Gains in online services, server and enterprise software helped offset a decline in the entertainment division which produces the Xbox console and games.
Read more financial results
"Our big, bold ambition to re-imagine Windows as well as launch Surface and Windows Phone 8 has sparked growing enthusiasm with our customers and unprecedented opportunity and creativity with our partners and developers," said Microsoft chief executive Steve Ballmer.
Microsoft in the post-PC era
Analysts said Microsoft benefited from operating in a number of different technology sectors, protecting it from weakness in the PC market, according to the BBC.
However, Microsoft did not release sales figures for its Surface tablet computer and Windows Phone 8, which some analysts took to mean that the figures were less than impressive.

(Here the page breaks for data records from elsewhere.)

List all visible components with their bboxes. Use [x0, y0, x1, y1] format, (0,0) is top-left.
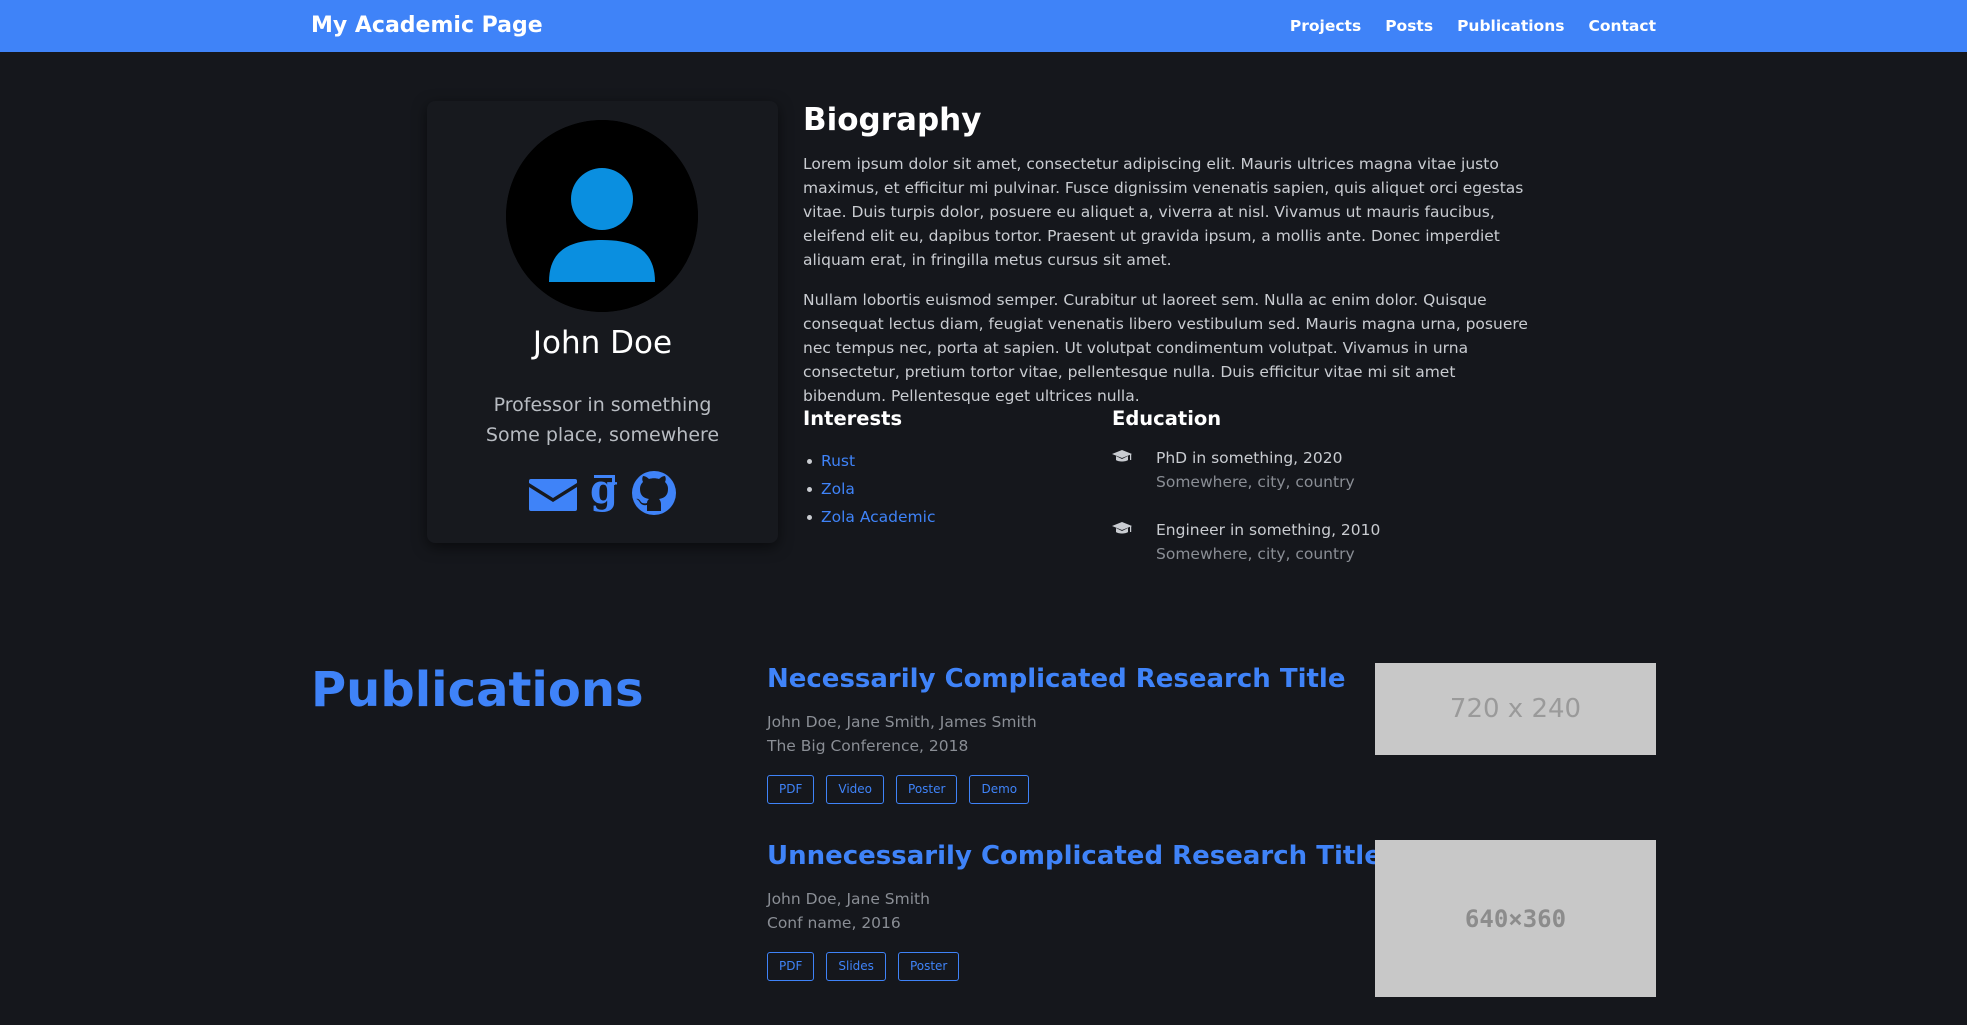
publication-venue: The Big Conference, 2018 [767, 737, 969, 755]
pdf-button[interactable]: PDF [767, 952, 815, 981]
publication-thumbnail: 640×360 [1375, 840, 1656, 997]
interest-link-zola-academic[interactable]: Zola Academic [821, 508, 936, 526]
interests-list: Rust Zola Zola Academic [807, 447, 936, 531]
publication-buttons: PDF Slides Poster [767, 952, 960, 981]
nav-link-projects[interactable]: Projects [1290, 15, 1361, 37]
education-place: Somewhere, city, country [1156, 545, 1355, 563]
education-place: Somewhere, city, country [1156, 473, 1355, 491]
demo-button[interactable]: Demo [969, 775, 1030, 804]
publication-thumbnail: 720 x 240 [1375, 663, 1656, 755]
interest-link-rust[interactable]: Rust [821, 452, 855, 470]
education-degree: PhD in something, 2020 [1156, 449, 1343, 467]
envelope-icon[interactable] [528, 469, 578, 517]
profile-card: John Doe Professor in something Some pla… [427, 101, 778, 543]
biography-paragraph: Lorem ipsum dolor sit amet, consectetur … [803, 155, 1524, 269]
publication-title-link[interactable]: Unnecessarily Complicated Research Title [767, 837, 1382, 875]
profile-place: Some place, somewhere [485, 424, 720, 446]
education-title: Education [1112, 407, 1222, 430]
nav-link-posts[interactable]: Posts [1385, 15, 1433, 37]
graduation-cap-icon [1112, 522, 1132, 536]
nav-links: Projects Posts Publications Contact [1266, 15, 1656, 37]
profile-name: John Doe [532, 325, 673, 361]
publication-buttons: PDF Video Poster Demo [767, 775, 1030, 804]
nav-link-publications[interactable]: Publications [1457, 15, 1564, 37]
poster-button[interactable]: Poster [896, 775, 958, 804]
interests-title: Interests [803, 407, 903, 430]
biography-title: Biography [803, 102, 982, 138]
poster-button[interactable]: Poster [897, 952, 960, 981]
video-button[interactable]: Video [826, 775, 885, 804]
avatar [506, 120, 698, 312]
pdf-button[interactable]: PDF [767, 775, 815, 804]
publication-authors: John Doe, Jane Smith, James Smith [767, 713, 1037, 731]
nav-link-contact[interactable]: Contact [1588, 15, 1656, 37]
slides-button[interactable]: Slides [826, 952, 886, 981]
biography-paragraph: Nullam lobortis euismod semper. Curabitu… [803, 291, 1528, 405]
publications-title: Publications [311, 662, 644, 718]
social-links: g [427, 469, 778, 517]
profile-role: Professor in something [493, 394, 712, 416]
user-avatar-icon [506, 120, 698, 312]
navbar: My Academic Page Projects Posts Publicat… [0, 0, 1967, 52]
education-degree: Engineer in something, 2010 [1156, 521, 1381, 539]
google-scholar-icon[interactable]: g [586, 469, 622, 517]
github-icon[interactable] [630, 469, 678, 517]
list-item: Zola [807, 475, 936, 503]
publication-authors: John Doe, Jane Smith [767, 890, 930, 908]
site-brand-link[interactable]: My Academic Page [311, 11, 543, 41]
publication-title-link[interactable]: Necessarily Complicated Research Title [767, 660, 1345, 698]
graduation-cap-icon [1112, 450, 1132, 464]
list-item: Zola Academic [807, 503, 936, 531]
publication-venue: Conf name, 2016 [767, 914, 901, 932]
interest-link-zola[interactable]: Zola [821, 480, 855, 498]
list-item: Rust [807, 447, 936, 475]
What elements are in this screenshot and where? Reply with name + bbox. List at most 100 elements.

Microsoft’s shares were down more than 1% at $27.25 in after-market trading after the financial results were announced for Microsoft’s second 2013 fiscal quarter.
Earlier this week, chip maker Intel reported its net income for the last three months of 2012 fell 27%, compared with the same period in 2011.
Revenues were down 3% during the period, when PC sales were hit by the increasing popularity of smartphones and tablets.
According to market analyst firm Gartner, worldwide PC shipments totalled 90.3 million units in the fourth quarter of 2012, a 4.9% decline from the fourth quarter of 2011.
Microsoft's results come a day after Apple reported record quarterly revenues of $54.5bn. However, flat profits, disappointing iPhone sales figures and fears about future growth prospects pushed Apple shares down 12% on Wednesday, wiping about $50bn off the company's value.